Yes, we did do an episode on that region. We had a draft, where John and I took turns drafting southeast Asian reptiles for our "team," and justifying why each pick was being made. You're right though, we probably will revisit the area, officially. We do mention that area of the world pretty much every episode, simply given the plight of chelonians there.

We're working on a full slate of guests for future shows, so that will dictate a bit of the conversation. For example, if we have Chris Leone on, we will spend much of the time talking about his work with his hermanni Studbook.


----------



## tortadise (Dec 29, 2014)

Very cool.


----------



## Turtlepete (Dec 29, 2014)

tortadise said:


> Very cool.



Hey, Kelly could make a very interesting guess.


----------



## tortadise (Dec 29, 2014)

Turtlepete said:


> Hey, Kelly could make a very interesting guess.


I cuss too much though. Ha


----------



## Yvonne G (Dec 29, 2014)

Will used to head up the Asian Scholarship Program* when he lived in Pennsylvania.
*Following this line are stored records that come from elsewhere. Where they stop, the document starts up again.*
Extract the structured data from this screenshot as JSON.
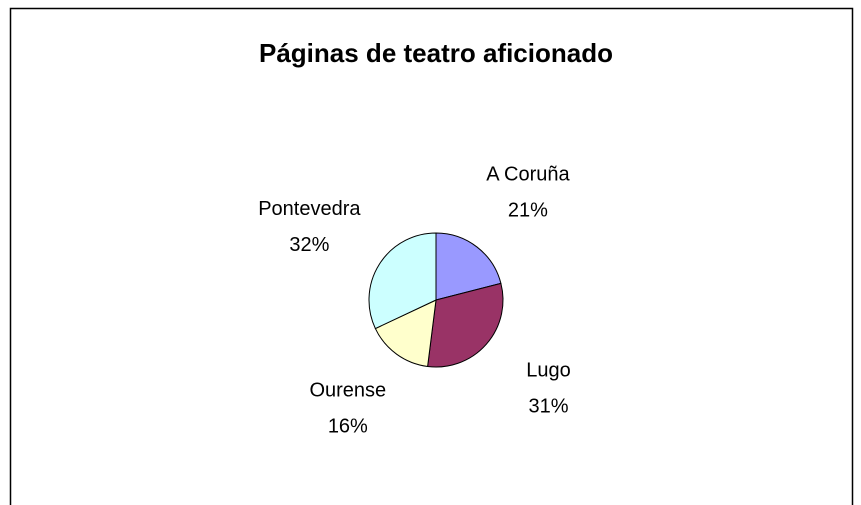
{
  "chart_data": {
    "type": "pie",
    "title": "Páginas de teatro aficionado",
    "categories": [
      "A Coruña",
      "Lugo",
      "Ourense",
      "Pontevedra"
    ],
    "values": [
      21,
      31,
      16,
      32
    ],
    "value_labels": [
      "21%",
      "31%",
      "16%",
      "32%"
    ],
    "colors": [
      "#9999ff",
      "#993366",
      "#ffffcc",
      "#ccffff"
    ]
  }
}
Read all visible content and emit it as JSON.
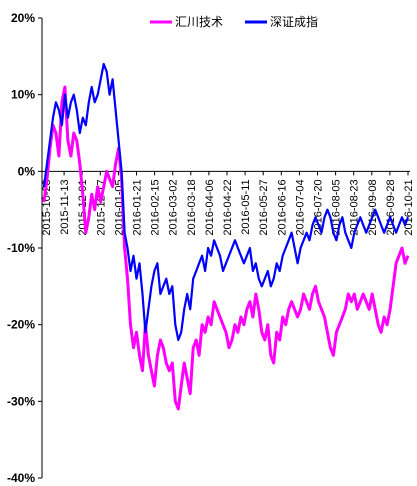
{
  "chart_data": {
    "type": "line",
    "title": "",
    "xlabel": "",
    "ylabel": "",
    "ylim": [
      -40,
      20
    ],
    "yticks": [
      "20%",
      "10%",
      "0%",
      "-10%",
      "-20%",
      "-30%",
      "-40%"
    ],
    "ytick_values": [
      20,
      10,
      0,
      -10,
      -20,
      -30,
      -40
    ],
    "x_tick_labels": [
      "2015-10-28",
      "2015-11-13",
      "2015-12-01",
      "2015-12-17",
      "2016-01-05",
      "2016-01-21",
      "2016-02-15",
      "2016-03-02",
      "2016-03-18",
      "2016-04-06",
      "2016-04-22",
      "2016-05-11",
      "2016-05-27",
      "2016-06-16",
      "2016-07-04",
      "2016-07-20",
      "2016-08-05",
      "2016-08-23",
      "2016-09-08",
      "2016-09-28",
      "2016-10-21"
    ],
    "legend": {
      "placement": "top",
      "items": [
        "汇川技术",
        "深证成指"
      ]
    },
    "grid": false,
    "series": [
      {
        "name": "汇川技术",
        "color": "#ff00ff",
        "values": [
          [
            0,
            -4
          ],
          [
            1,
            -1
          ],
          [
            2,
            3
          ],
          [
            3,
            6
          ],
          [
            4,
            5
          ],
          [
            5,
            2
          ],
          [
            6,
            9
          ],
          [
            7,
            11
          ],
          [
            8,
            4
          ],
          [
            9,
            2
          ],
          [
            10,
            5
          ],
          [
            11,
            4
          ],
          [
            12,
            1
          ],
          [
            13,
            -3
          ],
          [
            14,
            -8
          ],
          [
            15,
            -6
          ],
          [
            16,
            -3
          ],
          [
            17,
            -5
          ],
          [
            18,
            -2
          ],
          [
            19,
            -4
          ],
          [
            20,
            -2
          ],
          [
            21,
            0
          ],
          [
            22,
            -1
          ],
          [
            23,
            -2
          ],
          [
            24,
            1
          ],
          [
            25,
            3
          ],
          [
            26,
            -1
          ],
          [
            27,
            -10
          ],
          [
            28,
            -14
          ],
          [
            29,
            -20
          ],
          [
            30,
            -23
          ],
          [
            31,
            -21
          ],
          [
            32,
            -24
          ],
          [
            33,
            -26
          ],
          [
            34,
            -20
          ],
          [
            35,
            -24
          ],
          [
            36,
            -26
          ],
          [
            37,
            -28
          ],
          [
            38,
            -24
          ],
          [
            39,
            -22
          ],
          [
            40,
            -23
          ],
          [
            41,
            -25
          ],
          [
            42,
            -26
          ],
          [
            43,
            -25
          ],
          [
            44,
            -30
          ],
          [
            45,
            -31
          ],
          [
            46,
            -28
          ],
          [
            47,
            -25
          ],
          [
            48,
            -27
          ],
          [
            49,
            -29
          ],
          [
            50,
            -23
          ],
          [
            51,
            -22
          ],
          [
            52,
            -24
          ],
          [
            53,
            -20
          ],
          [
            54,
            -21
          ],
          [
            55,
            -19
          ],
          [
            56,
            -20
          ],
          [
            57,
            -17
          ],
          [
            58,
            -18
          ],
          [
            59,
            -19
          ],
          [
            60,
            -20
          ],
          [
            61,
            -21
          ],
          [
            62,
            -23
          ],
          [
            63,
            -22
          ],
          [
            64,
            -20
          ],
          [
            65,
            -21
          ],
          [
            66,
            -19
          ],
          [
            67,
            -20
          ],
          [
            68,
            -18
          ],
          [
            69,
            -17
          ],
          [
            70,
            -19
          ],
          [
            71,
            -16
          ],
          [
            72,
            -18
          ],
          [
            73,
            -21
          ],
          [
            74,
            -22
          ],
          [
            75,
            -20
          ],
          [
            76,
            -24
          ],
          [
            77,
            -25
          ],
          [
            78,
            -21
          ],
          [
            79,
            -22
          ],
          [
            80,
            -19
          ],
          [
            81,
            -20
          ],
          [
            82,
            -18
          ],
          [
            83,
            -17
          ],
          [
            84,
            -18
          ],
          [
            85,
            -19
          ],
          [
            86,
            -18
          ],
          [
            87,
            -16
          ],
          [
            88,
            -17
          ],
          [
            89,
            -18
          ],
          [
            90,
            -16
          ],
          [
            91,
            -15
          ],
          [
            92,
            -17
          ],
          [
            93,
            -18
          ],
          [
            94,
            -19
          ],
          [
            95,
            -21
          ],
          [
            96,
            -23
          ],
          [
            97,
            -24
          ],
          [
            98,
            -21
          ],
          [
            99,
            -20
          ],
          [
            100,
            -19
          ],
          [
            101,
            -18
          ],
          [
            102,
            -16
          ],
          [
            103,
            -17
          ],
          [
            104,
            -16
          ],
          [
            105,
            -18
          ],
          [
            106,
            -17
          ],
          [
            107,
            -16
          ],
          [
            108,
            -17
          ],
          [
            109,
            -18
          ],
          [
            110,
            -16
          ],
          [
            111,
            -18
          ],
          [
            112,
            -20
          ],
          [
            113,
            -21
          ],
          [
            114,
            -19
          ],
          [
            115,
            -20
          ],
          [
            116,
            -18
          ],
          [
            117,
            -15
          ],
          [
            118,
            -12
          ],
          [
            119,
            -11
          ],
          [
            120,
            -10
          ],
          [
            121,
            -12
          ],
          [
            122,
            -11
          ]
        ]
      },
      {
        "name": "深证成指",
        "color": "#0000ff",
        "values": [
          [
            0,
            -2
          ],
          [
            1,
            1
          ],
          [
            2,
            4
          ],
          [
            3,
            7
          ],
          [
            4,
            9
          ],
          [
            5,
            8
          ],
          [
            6,
            6
          ],
          [
            7,
            10
          ],
          [
            8,
            7
          ],
          [
            9,
            9
          ],
          [
            10,
            10
          ],
          [
            11,
            8
          ],
          [
            12,
            5
          ],
          [
            13,
            7
          ],
          [
            14,
            6
          ],
          [
            15,
            9
          ],
          [
            16,
            11
          ],
          [
            17,
            9
          ],
          [
            18,
            10
          ],
          [
            19,
            12
          ],
          [
            20,
            14
          ],
          [
            21,
            13
          ],
          [
            22,
            10
          ],
          [
            23,
            12
          ],
          [
            24,
            8
          ],
          [
            25,
            4
          ],
          [
            26,
            0
          ],
          [
            27,
            -8
          ],
          [
            28,
            -10
          ],
          [
            29,
            -13
          ],
          [
            30,
            -11
          ],
          [
            31,
            -14
          ],
          [
            32,
            -12
          ],
          [
            33,
            -16
          ],
          [
            34,
            -21
          ],
          [
            35,
            -18
          ],
          [
            36,
            -15
          ],
          [
            37,
            -13
          ],
          [
            38,
            -12
          ],
          [
            39,
            -16
          ],
          [
            40,
            -15
          ],
          [
            41,
            -14
          ],
          [
            42,
            -16
          ],
          [
            43,
            -15
          ],
          [
            44,
            -20
          ],
          [
            45,
            -22
          ],
          [
            46,
            -21
          ],
          [
            47,
            -18
          ],
          [
            48,
            -16
          ],
          [
            49,
            -18
          ],
          [
            50,
            -14
          ],
          [
            51,
            -13
          ],
          [
            52,
            -12
          ],
          [
            53,
            -11
          ],
          [
            54,
            -13
          ],
          [
            55,
            -10
          ],
          [
            56,
            -11
          ],
          [
            57,
            -9
          ],
          [
            58,
            -10
          ],
          [
            59,
            -11
          ],
          [
            60,
            -13
          ],
          [
            61,
            -12
          ],
          [
            62,
            -11
          ],
          [
            63,
            -10
          ],
          [
            64,
            -9
          ],
          [
            65,
            -10
          ],
          [
            66,
            -11
          ],
          [
            67,
            -12
          ],
          [
            68,
            -11
          ],
          [
            69,
            -10
          ],
          [
            70,
            -13
          ],
          [
            71,
            -12
          ],
          [
            72,
            -14
          ],
          [
            73,
            -15
          ],
          [
            74,
            -14
          ],
          [
            75,
            -13
          ],
          [
            76,
            -15
          ],
          [
            77,
            -14
          ],
          [
            78,
            -12
          ],
          [
            79,
            -13
          ],
          [
            80,
            -11
          ],
          [
            81,
            -10
          ],
          [
            82,
            -9
          ],
          [
            83,
            -8
          ],
          [
            84,
            -10
          ],
          [
            85,
            -12
          ],
          [
            86,
            -10
          ],
          [
            87,
            -9
          ],
          [
            88,
            -8
          ],
          [
            89,
            -9
          ],
          [
            90,
            -7
          ],
          [
            91,
            -6
          ],
          [
            92,
            -7
          ],
          [
            93,
            -8
          ],
          [
            94,
            -6
          ],
          [
            95,
            -5
          ],
          [
            96,
            -6
          ],
          [
            97,
            -8
          ],
          [
            98,
            -9
          ],
          [
            99,
            -7
          ],
          [
            100,
            -6
          ],
          [
            101,
            -8
          ],
          [
            102,
            -9
          ],
          [
            103,
            -10
          ],
          [
            104,
            -8
          ],
          [
            105,
            -7
          ],
          [
            106,
            -6
          ],
          [
            107,
            -7
          ],
          [
            108,
            -8
          ],
          [
            109,
            -7
          ],
          [
            110,
            -6
          ],
          [
            111,
            -5
          ],
          [
            112,
            -6
          ],
          [
            113,
            -7
          ],
          [
            114,
            -8
          ],
          [
            115,
            -7
          ],
          [
            116,
            -6
          ],
          [
            117,
            -7
          ],
          [
            118,
            -8
          ],
          [
            119,
            -7
          ],
          [
            120,
            -6
          ],
          [
            121,
            -7
          ],
          [
            122,
            -6
          ]
        ]
      }
    ]
  }
}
He might be an interesting guest to have on your show.

*The ASP sponsored students from Asian countries to come here to the U.S. and learn conservation methods and ideas and take them back to their country to aid in turtle/tortoise conservation there. While here they spent quite a bit of time at the Wetlands Institute.


----------



## Anthony P (Dec 29, 2014)

Wow, these are truly wonderful ideas. I am often reminded of how important it is for me to hang around you gifted TFO minds 

So helpful.


----------



## Anthony P (Jan 12, 2015)

The Pondcast, Episode 13 will be happening at 7PM ET on Wednesday, January 14th! Join us then on Google+ or YouTube!

@Turtlepete, @tortadise , and @Yvonne G, in case any of you are interested 

Thanks guys


----------